Earlier this week, Stephen Keating and I discussed the second half of Seminar III as part of our ongoing study of Lacan. We both agreed that things were becoming much clearer as the seminar proceeded, but Stephen asked with some incredulity, “But would you ever teach like that?!”
I’ve actually been giving a lot of thought to what a “Lacanian pedagogy” might look like and the extent to which Lacan’s own approach in the seminars might match up with the pedagogical concepts one could draw from his work. My reason for this is that in many ways, a broadly “psychoanalytic” pedagogy seems to go well with what we try to do at Shimer College — to somehow put the students in a position to do the work themselves, to create a situation favorable to helping them work through the texts and concepts and (above all, at least for me) problems presented in the curriculum.
On the surface, it seems that nothing could be more different from Shimer’s democratic discussion-centered method and Lacan’s practice in the seminars. First of all, Lacan is the ultimate “sage on stage,” mobilizing an aura of authority drawn from his privileged position as the interpreter of an authoritative text (Freud). At the same time, his approach is indirect, sometimes maddeningly so.

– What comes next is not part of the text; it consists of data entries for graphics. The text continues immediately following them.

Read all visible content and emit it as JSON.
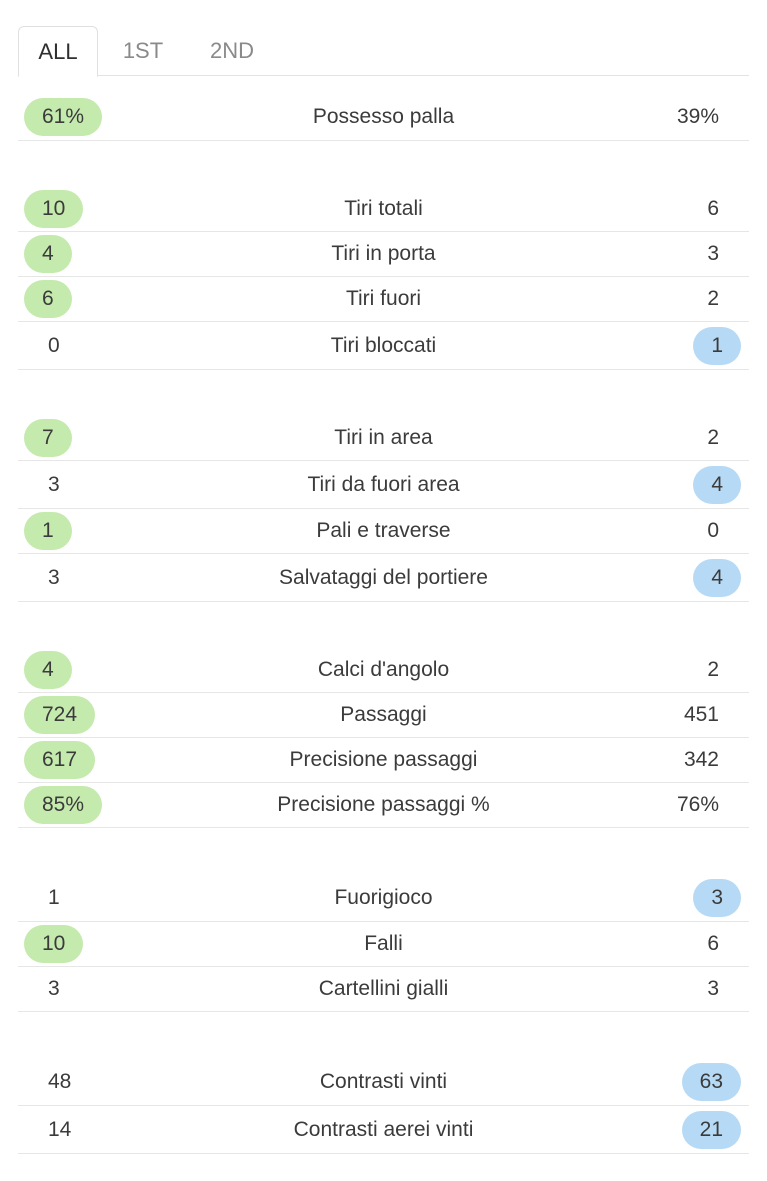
{
  "tabs": {
    "all": "ALL",
    "first": "1ST",
    "second": "2ND"
  },
  "colors": {
    "home_highlight": "#c5eaae",
    "away_highlight": "#b6daf6"
  },
  "groups": [
    {
      "rows": [
        {
          "label": "Possesso palla",
          "home": "61%",
          "away": "39%",
          "winner": "home"
        }
      ]
    },
    {
      "rows": [
        {
          "label": "Tiri totali",
          "home": "10",
          "away": "6",
          "winner": "home"
        },
        {
          "label": "Tiri in porta",
          "home": "4",
          "away": "3",
          "winner": "home"
        },
        {
          "label": "Tiri fuori",
          "home": "6",
          "away": "2",
          "winner": "home"
        },
        {
          "label": "Tiri bloccati",
          "home": "0",
          "away": "1",
          "winner": "away"
        }
      ]
    },
    {
      "rows": [
        {
          "label": "Tiri in area",
          "home": "7",
          "away": "2",
          "winner": "home"
        },
        {
          "label": "Tiri da fuori area",
          "home": "3",
          "away": "4",
          "winner": "away"
        },
        {
          "label": "Pali e traverse",
          "home": "1",
          "away": "0",
          "winner": "home"
        },
        {
          "label": "Salvataggi del portiere",
          "home": "3",
          "away": "4",
          "winner": "away"
        }
      ]
    },
    {
      "rows": [
        {
          "label": "Calci d'angolo",
          "home": "4",
          "away": "2",
          "winner": "home"
        },
        {
          "label": "Passaggi",
          "home": "724",
          "away": "451",
          "winner": "home"
        },
        {
          "label": "Precisione passaggi",
          "home": "617",
          "away": "342",
          "winner": "home"
        },
        {
          "label": "Precisione passaggi %",
          "home": "85%",
          "away": "76%",
          "winner": "home"
        }
      ]
    },
    {
      "rows": [
        {
          "label": "Fuorigioco",
          "home": "1",
          "away": "3",
          "winner": "away"
        },
        {
          "label": "Falli",
          "home": "10",
          "away": "6",
          "winner": "home"
        },
        {
          "label": "Cartellini gialli",
          "home": "3",
          "away": "3",
          "winner": "none"
        }
      ]
    },
    {
      "rows": [
        {
          "label": "Contrasti vinti",
          "home": "48",
          "away": "63",
          "winner": "away"
        },
        {
          "label": "Contrasti aerei vinti",
          "home": "14",
          "away": "21",
          "winner": "away"
        }
      ]
    }
  ]
}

How do we square the fact that the authoritative teacher seems to be hiding his teaching? It’s possible, of course, that he’s simply faking it — for instance, Rob Horning recently compared Lacan to cult leaders like L. Ron Hubbard. I don’t think that theory is especially interesting, though, nor can it account for the fact that Lacan proved to be such an exceptionally fertile point of reference for an entire generation of French intellectuals. I think it’s more interesting to take his word for it that he’s doing it on purpose. For instance, take this quote from Seminar III (164/185):
But that is not the only reason that I’m not surprised that my discourse may have created a certain margin of misunderstanding. This is because in addition, if one is to be consistent in practice with one’s own ideas, if all valid discourse has to be judged precisely according to its own principles, I would say that it is with a deliberate, if not entirely deliberated, intention that I pursue this discourse in such a way as to offer you the opportunity to not quite understand. This margin enables you yourselves to say that you think you follow me, that you remain in a problematic position, which always leaves the door open to a progressive rectification.

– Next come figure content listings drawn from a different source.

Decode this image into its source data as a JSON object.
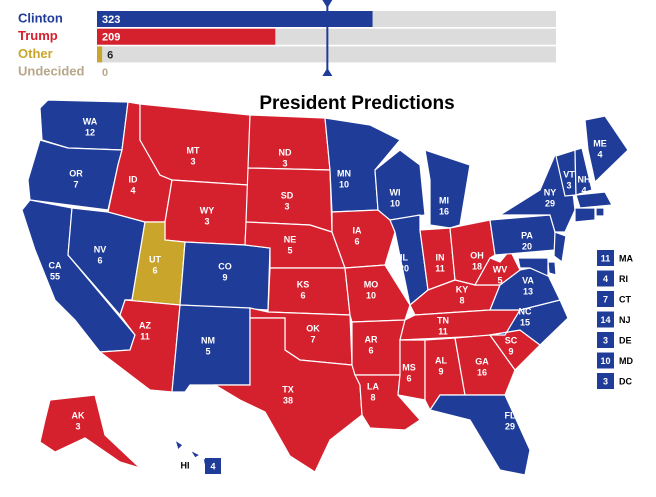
{
  "tally": {
    "xlim": [
      0,
      538
    ],
    "threshold": 270,
    "rows": [
      {
        "name": "Clinton",
        "value": 323,
        "color": "#1f3c98"
      },
      {
        "name": "Trump",
        "value": 209,
        "color": "#d5202e"
      },
      {
        "name": "Other",
        "value": 6,
        "color": "#c9a62b"
      },
      {
        "name": "Undecided",
        "value": 0,
        "color": "#b8a78a"
      }
    ]
  },
  "title": "President Predictions",
  "states": [
    {
      "abbr": "WA",
      "votes": 12,
      "winner": "Clinton"
    },
    {
      "abbr": "OR",
      "votes": 7,
      "winner": "Clinton"
    },
    {
      "abbr": "CA",
      "votes": 55,
      "winner": "Clinton"
    },
    {
      "abbr": "NV",
      "votes": 6,
      "winner": "Clinton"
    },
    {
      "abbr": "ID",
      "votes": 4,
      "winner": "Trump"
    },
    {
      "abbr": "MT",
      "votes": 3,
      "winner": "Trump"
    },
    {
      "abbr": "WY",
      "votes": 3,
      "winner": "Trump"
    },
    {
      "abbr": "UT",
      "votes": 6,
      "winner": "Other"
    },
    {
      "abbr": "CO",
      "votes": 9,
      "winner": "Clinton"
    },
    {
      "abbr": "AZ",
      "votes": 11,
      "winner": "Trump"
    },
    {
      "abbr": "NM",
      "votes": 5,
      "winner": "Clinton"
    },
    {
      "abbr": "ND",
      "votes": 3,
      "winner": "Trump"
    },
    {
      "abbr": "SD",
      "votes": 3,
      "winner": "Trump"
    },
    {
      "abbr": "NE",
      "votes": 5,
      "winner": "Trump"
    },
    {
      "abbr": "KS",
      "votes": 6,
      "winner": "Trump"
    },
    {
      "abbr": "OK",
      "votes": 7,
      "winner": "Trump"
    },
    {
      "abbr": "TX",
      "votes": 38,
      "winner": "Trump"
    },
    {
      "abbr": "MN",
      "votes": 10,
      "winner": "Clinton"
    },
    {
      "abbr": "IA",
      "votes": 6,
      "winner": "Trump"
    },
    {
      "abbr": "MO",
      "votes": 10,
      "winner": "Trump"
    },
    {
      "abbr": "AR",
      "votes": 6,
      "winner": "Trump"
    },
    {
      "abbr": "LA",
      "votes": 8,
      "winner": "Trump"
    },
    {
      "abbr": "WI",
      "votes": 10,
      "winner": "Clinton"
    },
    {
      "abbr": "IL",
      "votes": 20,
      "winner": "Clinton"
    },
    {
      "abbr": "MI",
      "votes": 16,
      "winner": "Clinton"
    },
    {
      "abbr": "IN",
      "votes": 11,
      "winner": "Trump"
    },
    {
      "abbr": "OH",
      "votes": 18,
      "winner": "Trump"
    },
    {
      "abbr": "KY",
      "votes": 8,
      "winner": "Trump"
    },
    {
      "abbr": "TN",
      "votes": 11,
      "winner": "Trump"
    },
    {
      "abbr": "MS",
      "votes": 6,
      "winner": "Trump"
    },
    {
      "abbr": "AL",
      "votes": 9,
      "winner": "Trump"
    },
    {
      "abbr": "GA",
      "votes": 16,
      "winner": "Trump"
    },
    {
      "abbr": "FL",
      "votes": 29,
      "winner": "Clinton"
    },
    {
      "abbr": "SC",
      "votes": 9,
      "winner": "Trump"
    },
    {
      "abbr": "NC",
      "votes": 15,
      "winner": "Clinton"
    },
    {
      "abbr": "VA",
      "votes": 13,
      "winner": "Clinton"
    },
    {
      "abbr": "WV",
      "votes": 5,
      "winner": "Trump"
    },
    {
      "abbr": "PA",
      "votes": 20,
      "winner": "Clinton"
    },
    {
      "abbr": "NY",
      "votes": 29,
      "winner": "Clinton"
    },
    {
      "abbr": "VT",
      "votes": 3,
      "winner": "Clinton"
    },
    {
      "abbr": "NH",
      "votes": 4,
      "winner": "Clinton"
    },
    {
      "abbr": "ME",
      "votes": 4,
      "winner": "Clinton"
    },
    {
      "abbr": "AK",
      "votes": 3,
      "winner": "Trump"
    },
    {
      "abbr": "HI",
      "votes": 4,
      "winner": "Clinton"
    }
  ],
  "small_states": [
    {
      "abbr": "MA",
      "votes": 11,
      "winner": "Clinton"
    },
    {
      "abbr": "RI",
      "votes": 4,
      "winner": "Clinton"
    },
    {
      "abbr": "CT",
      "votes": 7,
      "winner": "Clinton"
    },
    {
      "abbr": "NJ",
      "votes": 14,
      "winner": "Clinton"
    },
    {
      "abbr": "DE",
      "votes": 3,
      "winner": "Clinton"
    },
    {
      "abbr": "MD",
      "votes": 10,
      "winner": "Clinton"
    },
    {
      "abbr": "DC",
      "votes": 3,
      "winner": "Clinton"
    }
  ]
}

In other words, if I were to try to make myself very easily understood, so that you were completely certain that you followed, then according to my presmises concerning interhuman discourse the misunderstanding woudl be irremediable. On the contrary, given the way I think that I have to approach problems, you always have the possibility of what is said being open to revision, in a way that is made all the easier by the fact that it will fall back on me entirely if you haven’t been following sooner–you can hold me responsible.
This is a weirdly self-undermining model of authority. Even though something like “Lacan’s teaching” is what’s in question here, the students winds up taking all the credit for their own understanding, and any misunderstanding is the fault of Lacan himself.
And isn’t this exactly the anti-authoritarian model of analysis that he counterposes to the ego-centric model he never stops attacking? In place of ego-psychology’s remodelling of the patient’s ego based on the analyst, Lacan calls for a self-effacing analyst who occupies the position of the imaginary other simply to empty out that position as much as possible and make room for the analysand to do his or her own work of interpretation.
The reference to the teacher/analyst remains indispensible — entering into this strange relationship is a condition of possibility for the kind of work that happens. Yet the work is set in motion by the teacher/analyst without being for the teacher/analyst. Unlike in ego psychology or traditional pedagogy’s master-slave dialectic, then, the student/analysand’s labor remains unalienated.